Currently no Australian college mandates the use of reflective diaries as part of their training programs or CPD, although it is compulsory in the UK.
The Medical Board of Australia Professional Performance Framework however, does encourage doctors to “commit to reflective practice and lifelong learning”.
So where to for reflection?
Under Australian law there is no privilege or protection for doctors on the use of their reflective diaries.
However, as Ms Mathur said, “If you are charged with a criminal offence, you do have the right to silence and should exercise it. So the main tension comes from the fact that a single adverse event can lead down a number of different investigative paths, including hospital investigations, coronial inquests, disciplinary, civil or (rarely) criminal proceedings. She agreed that in contrast to a criminal charge, if your conduct is being investigated in a disciplinary context, the onus is on you to be candid and frank as this indicates insight. This will go a long way to affect the decision of the regulatory authority.”
In practice, the regulator is reluctant to prosecute a disciplinary matter if there is a criminal matter on foot because the regulatory investigation could completely compromise the criminal case.
Ms Mathur also said, “To safeguard doctors against self-incrimination during their evidence in coronial proceedings, a certificate can be applied for – this protects the evidence from being used against them in criminal proceedings.”

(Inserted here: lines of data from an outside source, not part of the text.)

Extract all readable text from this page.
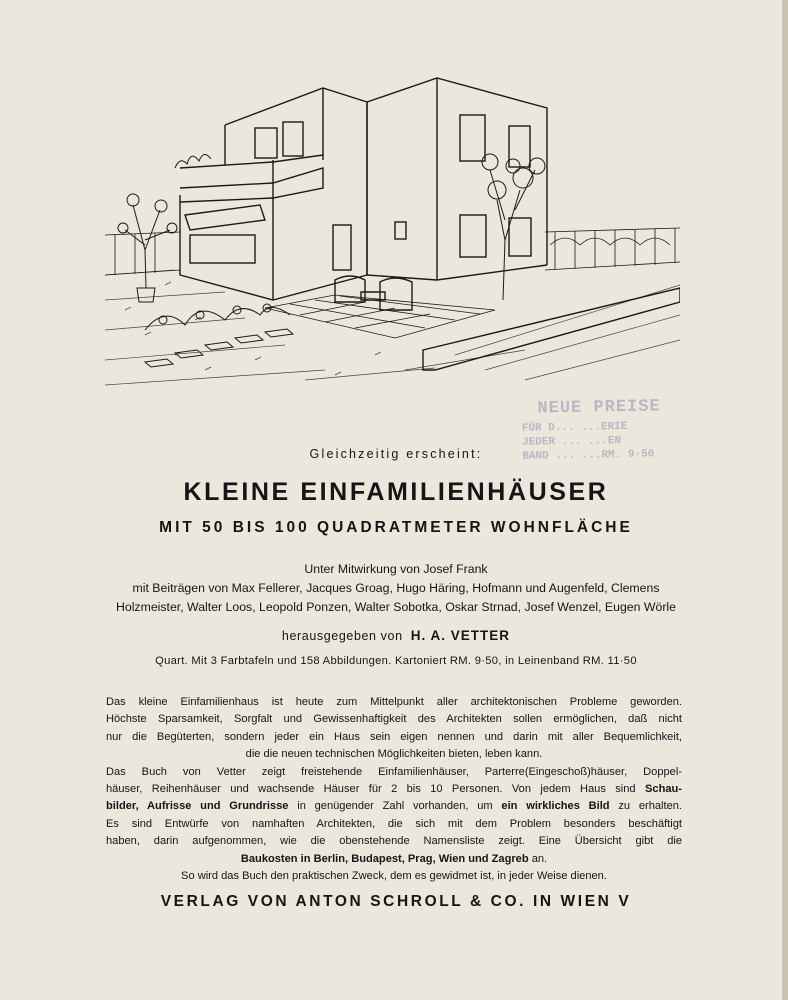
NEUE PREISE
FÜR D... ...ERIE
JEDER ... ...EN
BAND ... ...RM. 9·50
Gleichzeitig erscheint:
KLEINE EINFAMILIENHÄUSER
MIT 50 BIS 100 QUADRATMETER WOHNFLÄCHE
Unter Mitwirkung von Josef Frank
mit Beiträgen von Max Fellerer, Jacques Groag, Hugo Häring, Hofmann und Augenfeld, Clemens
Holzmeister, Walter Loos, Leopold Ponzen, Walter Sobotka, Oskar Strnad, Josef Wenzel, Eugen Wörle
herausgegeben von H. A. VETTER
Quart. Mit 3 Farbtafeln und 158 Abbildungen. Kartoniert RM. 9·50, in Leinenband RM. 11·50

Das kleine Einfamilienhaus ist heute zum Mittelpunkt aller architektonischen Probleme geworden.

Höchste Sparsamkeit, Sorgfalt und Gewissenhaftigkeit des Architekten sollen ermöglichen, daß nicht

nur die Begüterten, sondern jeder ein Haus sein eigen nennen und darin mit aller Bequemlichkeit,

die die neuen technischen Möglichkeiten bieten, leben kann.

Das Buch von Vetter zeigt freistehende Einfamilienhäuser, Parterre(Eingeschoß)häuser, Doppel-

häuser, Reihenhäuser und wachsende Häuser für 2 bis 10 Personen. Von jedem Haus sind Schau-

bilder, Aufrisse und Grundrisse in genügender Zahl vorhanden, um ein wirkliches Bild zu erhalten.

Es sind Entwürfe von namhaften Architekten, die sich mit dem Problem besonders beschäftigt

haben, darin aufgenommen, wie die obenstehende Namensliste zeigt. Eine Übersicht gibt die

Baukosten in Berlin, Budapest, Prag, Wien und Zagreb an.

So wird das Buch den praktischen Zweck, dem es gewidmet ist, in jeder Weise dienen.

VERLAG VON ANTON SCHROLL & CO. IN WIEN V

It is also important to note that there are apology laws in Australia that can protect apologies from being used in legal proceedings. Further, certain quality assurance committees and programs, such as root cause analysis of system errors attract qualified privilege, and cannot be admitted in evidence in legal proceedings.
Rather than avoiding self-reflection, the strong message from the panel was that it is essential to seek legal advice early so that your interests can be protected, whichever path an investigation takes.
Due to the overwhelming success of the Sydney event, we recently held similar sessions on Dr Bawa-Garba’s case for members in WA and QLD.
Justine Beirne, Avant’s Head of Medical Defence and Service, QLD, chaired the first event in Brisbane on 22 August. Ms Beirne was joined by an expert panel including Andrew Brown, Queensland’s Health Ombudsman, Dr Susan O’Dwyer, Chair, The Queensland Board of the Medical Board of Australia, Jane FitzGerald, Barrister, Trudy Naylor, Barrister, Dr Mark Woodrow, Emergency Medicine Specialist and Medical Advisor, Avant, QLD and Claire Bassingthwaighte, Practice Manager Disciplinary, Avant Law, QLD.
In Perth, Dr Penny Browne and Ragni Marthur were joined by an expert panel on 10 September to discuss the implications of the case in Australia. The panel included Morag Smith, Senior Solicitor, Avant Law, WA, Desiree Silva, Professor of Paediatrics at Joondalup Health Campus and University of Western Australia, and Professor Con Michael AO, Chair of the Medical Board of Western Australia.
Member feedback on the sessions has been very positive. Members have described the events as being informative and engaging, and said they found Avant’s support reassuring.